John Boehner’s Side of the Fiscal Cliff Story
In “The Education of John Boehner,” WSJ‘s Stephen Moore sits down with the chain-smoking Speaker to talk about the 13th hour deal to address the fiscal cliff.
What stunned House Speaker John Boehner more than anything else during his prolonged closed-door budget negotiations with Barack Obama was this revelation: “At one point several weeks ago,” Mr. Boehner says, “the president said to me, ‘We don’t have a spending problem.’ ”
The president’s insistence that Washington doesn’t have a spending problem, Mr. Boehner says, is predicated on the belief that massive federal deficits stem from what Mr.

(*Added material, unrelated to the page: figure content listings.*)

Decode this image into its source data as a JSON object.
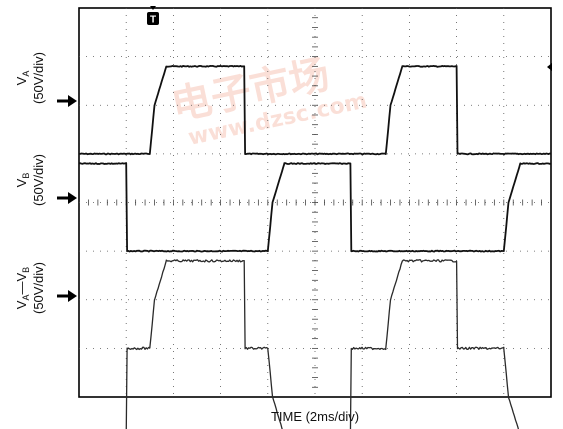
{
  "chart_data": {
    "type": "line",
    "xlabel": "TIME (2ms/div)",
    "x_unit_per_div": "2ms",
    "x_divisions": 10,
    "y_divisions": 8,
    "grid": true,
    "trigger_marker": "T",
    "channels": [
      {
        "name": "VA",
        "label_main": "V",
        "label_sub": "A",
        "label_scale": "(50V/div)",
        "scale": "50V/div",
        "reference_div_from_top": 3,
        "x_div": [
          0,
          1.5,
          1.6,
          1.85,
          3.5,
          3.52,
          6.5,
          6.6,
          6.85,
          8.0,
          8.02,
          10.0
        ],
        "y_div": [
          0,
          0,
          1.0,
          1.8,
          1.8,
          0,
          0,
          1.0,
          1.8,
          1.8,
          0,
          0
        ]
      },
      {
        "name": "VB",
        "label_main": "V",
        "label_sub": "B",
        "label_scale": "(50V/div)",
        "scale": "50V/div",
        "reference_div_from_top": 5,
        "x_div": [
          0,
          1.0,
          1.02,
          4.0,
          4.1,
          4.35,
          5.75,
          5.77,
          9.0,
          9.1,
          9.35,
          10.0
        ],
        "y_div": [
          1.8,
          1.8,
          0,
          0,
          1.0,
          1.8,
          1.8,
          0,
          0,
          1.0,
          1.8,
          1.8
        ]
      },
      {
        "name": "VA-VB",
        "label_main": "V",
        "label_sub": "A",
        "label_dash": "—",
        "label_main2": "V",
        "label_sub2": "B",
        "label_scale": "(50V/div)",
        "scale": "50V/div",
        "reference_div_from_top": 7,
        "x_div": [
          0,
          1.0,
          1.02,
          1.5,
          1.6,
          1.85,
          3.5,
          3.52,
          4.0,
          4.1,
          4.35,
          5.75,
          5.77,
          6.5,
          6.6,
          6.85,
          8.0,
          8.02,
          9.0,
          9.1,
          9.35,
          10.0
        ],
        "y_div": [
          -1.8,
          -1.8,
          0,
          0,
          1.0,
          1.8,
          1.8,
          0,
          0,
          -1.0,
          -1.8,
          -1.8,
          0,
          0,
          1.0,
          1.8,
          1.8,
          0,
          0,
          -1.0,
          -1.8,
          -1.8
        ]
      }
    ]
  },
  "watermark": {
    "main": "电子市场",
    "url": "www.dzsc.com",
    "color": "#e8522a"
  }
}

Obama called “a health-care problem.” Mr. Boehner says that after he recovered from his astonishment—”They blame all of the fiscal woes on our health-care system”—he replied: “Clearly we have a health-care problem, which is about to get worse with ObamaCare. But, Mr. President, we have a very serious spending problem.” He repeated this message so often, he says, that toward the end of the negotiations, the president became irritated and said: “I’m getting tired of hearing you say that.”
While neither is completely right here, Obama is much closer. If we did nothing else, the deficit would largely disappear if we could get our healthcare costs down to the levels of our Western European counterparts. In addition to the obvious—Medicare, Medicaid, and VA hospitals—health care is everywhere in the federal budget. It’s a significant added cost for all of our civil service and military employees. It’s a massive added cost in maintaining our burgeoning military and civil service retiree populations. Plus, we’d take is radically more tax revenue without changing anything in our tax code if business weren’t writing off huge health insurance expenses.

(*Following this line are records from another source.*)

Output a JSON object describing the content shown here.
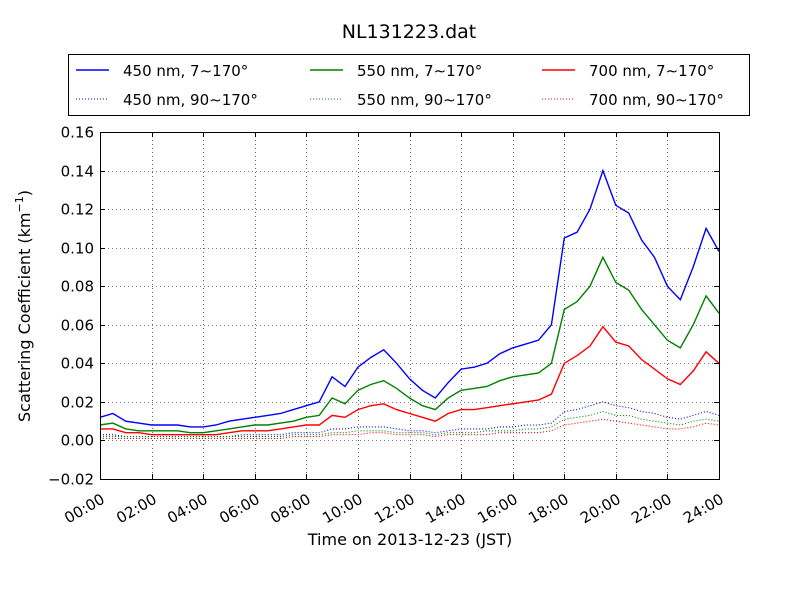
{
  "chart_data": {
    "type": "line",
    "title": "NL131223.dat",
    "xlabel": "Time on 2013-12-23 (JST)",
    "ylabel": "Scattering Coefficient (km",
    "ylabel_sup": "−1",
    "ylabel_end": ")",
    "xlim": [
      0,
      24
    ],
    "ylim": [
      -0.02,
      0.16
    ],
    "x_ticks": [
      0,
      2,
      4,
      6,
      8,
      10,
      12,
      14,
      16,
      18,
      20,
      22,
      24
    ],
    "x_tick_labels": [
      "00:00",
      "02:00",
      "04:00",
      "06:00",
      "08:00",
      "10:00",
      "12:00",
      "14:00",
      "16:00",
      "18:00",
      "20:00",
      "22:00",
      "24:00"
    ],
    "y_ticks": [
      -0.02,
      0.0,
      0.02,
      0.04,
      0.06,
      0.08,
      0.1,
      0.12,
      0.14,
      0.16
    ],
    "y_tick_labels": [
      "−0.02",
      "0.00",
      "0.02",
      "0.04",
      "0.06",
      "0.08",
      "0.10",
      "0.12",
      "0.14",
      "0.16"
    ],
    "grid": true,
    "legend_position": "top",
    "x": [
      0,
      0.5,
      1,
      1.5,
      2,
      2.5,
      3,
      3.5,
      4,
      4.5,
      5,
      5.5,
      6,
      6.5,
      7,
      7.5,
      8,
      8.5,
      9,
      9.5,
      10,
      10.5,
      11,
      11.5,
      12,
      12.5,
      13,
      13.5,
      14,
      14.5,
      15,
      15.5,
      16,
      16.5,
      17,
      17.5,
      18,
      18.5,
      19,
      19.5,
      20,
      20.5,
      21,
      21.5,
      22,
      22.5,
      23,
      23.5,
      24
    ],
    "series": [
      {
        "name": "450 nm, 7∼170°",
        "color": "#0000ff",
        "style": "solid",
        "values": [
          0.012,
          0.014,
          0.01,
          0.009,
          0.008,
          0.008,
          0.008,
          0.007,
          0.007,
          0.008,
          0.01,
          0.011,
          0.012,
          0.013,
          0.014,
          0.016,
          0.018,
          0.02,
          0.033,
          0.028,
          0.038,
          0.043,
          0.047,
          0.04,
          0.032,
          0.026,
          0.022,
          0.03,
          0.037,
          0.038,
          0.04,
          0.045,
          0.048,
          0.05,
          0.052,
          0.06,
          0.105,
          0.108,
          0.12,
          0.14,
          0.122,
          0.118,
          0.104,
          0.095,
          0.08,
          0.073,
          0.09,
          0.11,
          0.098
        ]
      },
      {
        "name": "450 nm, 90∼170°",
        "color": "#0000ff",
        "style": "dotted",
        "values": [
          0.003,
          0.003,
          0.002,
          0.002,
          0.002,
          0.002,
          0.002,
          0.002,
          0.002,
          0.002,
          0.002,
          0.003,
          0.003,
          0.003,
          0.003,
          0.004,
          0.004,
          0.004,
          0.006,
          0.006,
          0.007,
          0.007,
          0.007,
          0.006,
          0.005,
          0.005,
          0.004,
          0.005,
          0.006,
          0.006,
          0.006,
          0.007,
          0.007,
          0.008,
          0.008,
          0.009,
          0.015,
          0.016,
          0.018,
          0.02,
          0.018,
          0.017,
          0.015,
          0.014,
          0.012,
          0.011,
          0.013,
          0.015,
          0.013
        ]
      },
      {
        "name": "550 nm, 7∼170°",
        "color": "#008000",
        "style": "solid",
        "values": [
          0.008,
          0.009,
          0.006,
          0.005,
          0.005,
          0.005,
          0.005,
          0.004,
          0.004,
          0.005,
          0.006,
          0.007,
          0.008,
          0.008,
          0.009,
          0.01,
          0.012,
          0.013,
          0.022,
          0.019,
          0.026,
          0.029,
          0.031,
          0.027,
          0.022,
          0.018,
          0.016,
          0.022,
          0.026,
          0.027,
          0.028,
          0.031,
          0.033,
          0.034,
          0.035,
          0.04,
          0.068,
          0.072,
          0.08,
          0.095,
          0.082,
          0.078,
          0.068,
          0.06,
          0.052,
          0.048,
          0.06,
          0.075,
          0.066
        ]
      },
      {
        "name": "550 nm, 90∼170°",
        "color": "#008000",
        "style": "dotted",
        "values": [
          0.002,
          0.002,
          0.002,
          0.002,
          0.002,
          0.002,
          0.002,
          0.002,
          0.002,
          0.002,
          0.002,
          0.002,
          0.002,
          0.002,
          0.002,
          0.003,
          0.003,
          0.003,
          0.004,
          0.004,
          0.005,
          0.005,
          0.005,
          0.004,
          0.004,
          0.004,
          0.003,
          0.004,
          0.004,
          0.004,
          0.005,
          0.005,
          0.005,
          0.006,
          0.006,
          0.007,
          0.011,
          0.012,
          0.013,
          0.015,
          0.013,
          0.013,
          0.011,
          0.01,
          0.009,
          0.008,
          0.01,
          0.011,
          0.01
        ]
      },
      {
        "name": "700 nm, 7∼170°",
        "color": "#ff0000",
        "style": "solid",
        "values": [
          0.006,
          0.006,
          0.004,
          0.004,
          0.003,
          0.003,
          0.003,
          0.003,
          0.003,
          0.003,
          0.004,
          0.005,
          0.005,
          0.005,
          0.006,
          0.007,
          0.008,
          0.008,
          0.013,
          0.012,
          0.016,
          0.018,
          0.019,
          0.016,
          0.014,
          0.012,
          0.01,
          0.014,
          0.016,
          0.016,
          0.017,
          0.018,
          0.019,
          0.02,
          0.021,
          0.024,
          0.04,
          0.044,
          0.049,
          0.059,
          0.051,
          0.049,
          0.042,
          0.037,
          0.032,
          0.029,
          0.036,
          0.046,
          0.04
        ]
      },
      {
        "name": "700 nm, 90∼170°",
        "color": "#ff0000",
        "style": "dotted",
        "values": [
          0.001,
          0.001,
          0.001,
          0.001,
          0.001,
          0.001,
          0.001,
          0.001,
          0.001,
          0.001,
          0.001,
          0.001,
          0.001,
          0.001,
          0.001,
          0.002,
          0.002,
          0.002,
          0.003,
          0.003,
          0.003,
          0.004,
          0.004,
          0.003,
          0.003,
          0.003,
          0.002,
          0.003,
          0.003,
          0.003,
          0.003,
          0.004,
          0.004,
          0.004,
          0.004,
          0.005,
          0.008,
          0.009,
          0.01,
          0.011,
          0.01,
          0.009,
          0.008,
          0.007,
          0.006,
          0.006,
          0.007,
          0.009,
          0.008
        ]
      }
    ]
  }
}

Where Obama’s wrong is that there’s real money to be had in cutting or reforming Defense/Intelligence/Homeland Security and Social Security. The problem for Boehner is that he really doesn’t want to do anything about these. He’s ideologically opposed to cutting the former and politically afraid—and rightly so—of doing much with the latter.
On his FU to Harry Reid:
With the two sides so far from agreeing even on the nature of the country’s fiscal challenge, making progress on how to address it was difficult. Mr. Boehner became so agitated with the lack of progress that he cursed at Senate Majority Leader Harry Reid. “Those days after Christmas,” he explains, “I was in Ohio, and Harry’s on the Senate floor calling me a dictator and all kinds of nasty things. You know, I don’t lose my temper. I never do. But I was shocked at what Harry was saying about me. I came back to town. Saw Harry at the White House. And that was when that was said,” he says, referring to a pointed “go [blank] yourself” addressed to Mr. Reid.

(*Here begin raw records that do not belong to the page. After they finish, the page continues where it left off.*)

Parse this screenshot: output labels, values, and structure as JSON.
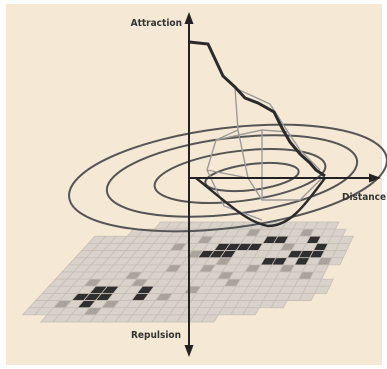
{
  "labels": {
    "attraction": "Attraction",
    "distance": "Distance",
    "repulsion": "Repulsion"
  },
  "colors": {
    "panel_bg": "#f5e8d4",
    "grid_stroke": "#c7beb4",
    "cell_light": "#d8d2cb",
    "cell_mid": "#a9a39c",
    "cell_dark": "#2f2f2f",
    "contour_stroke": "#555555",
    "curve_stroke": "#2a2a2a",
    "axis_stroke": "#222222"
  }
}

I’ve read somewhere that politics ain’t beanbag.
Mr. Boehner confirms that at one critical juncture he asked Mr. Obama, after conceding on $800 billion in new taxes, “What am I getting?” and the president replied: “You don’t get anything for it. I’m taking that anyway.”
This strikes me as a far more opportune junction for a “go F yourself.” It’s true that Obama held the leverage here; after all, taxes were automatically going up at the stroke of midnight New Year’s Eve. Indeed, they did. But there was the matter of the debt limit, unemployment benefits, and other things that the president needed cooperation to achieve.
Why has the president been such an immovable force when it comes to cutting spending? “Two reasons,” Mr. Boehner says. “He’s so ideological himself, and he’s unwilling to take on the left wing of his own party.” That reluctance explains why Mr. Obama originally agreed with the Boehner proposal to raise the retirement age for Medicare, the speaker says, but then “pulled back. He admitted in meetings that he couldn’t sell things to his own members. But he didn’t even want to try.”
That strikes me as plausible. Indeed, it’s been Obama’s MO throughout his presidency. Presumably, it’s an outgrowth of his time as a community organizer; he’s just extremely reluctant to spend political capital.
Mr. Boehner is frustrated that Republicans were portrayed by the press as dogmatic and unyielding in these talks. “I’m the guy who put revenues on the table the day after the election,” he says. “And I’m the guy who put the [income] threshold at a million dollars. Then we agreed to let the rates go up, on dividends, capital gains as a way of trying to move them into a deal. . . . But we could never get him to step up,” Mr. Boehner says with a shrug. Negotiations with the White House ended in stalemate when “it became painfully obvious that the president won’t cut spending.”
I’m inclined to side with Boehner here on the grounds that it’s essentially an admission against interest. He got rolled in the negotiations, getting essentially nothing from the president other than moving the threshold for the top marginal rate to $400,000 from $250,000—a concession that Obama almost surely was thrilled to make, given pressure from powerful big city Democrats—and looked pathetic doing it.
Interestingly, it’s a reversal of the way negotiations over ObamaCare went down, when the president was essentially negotiating against himself.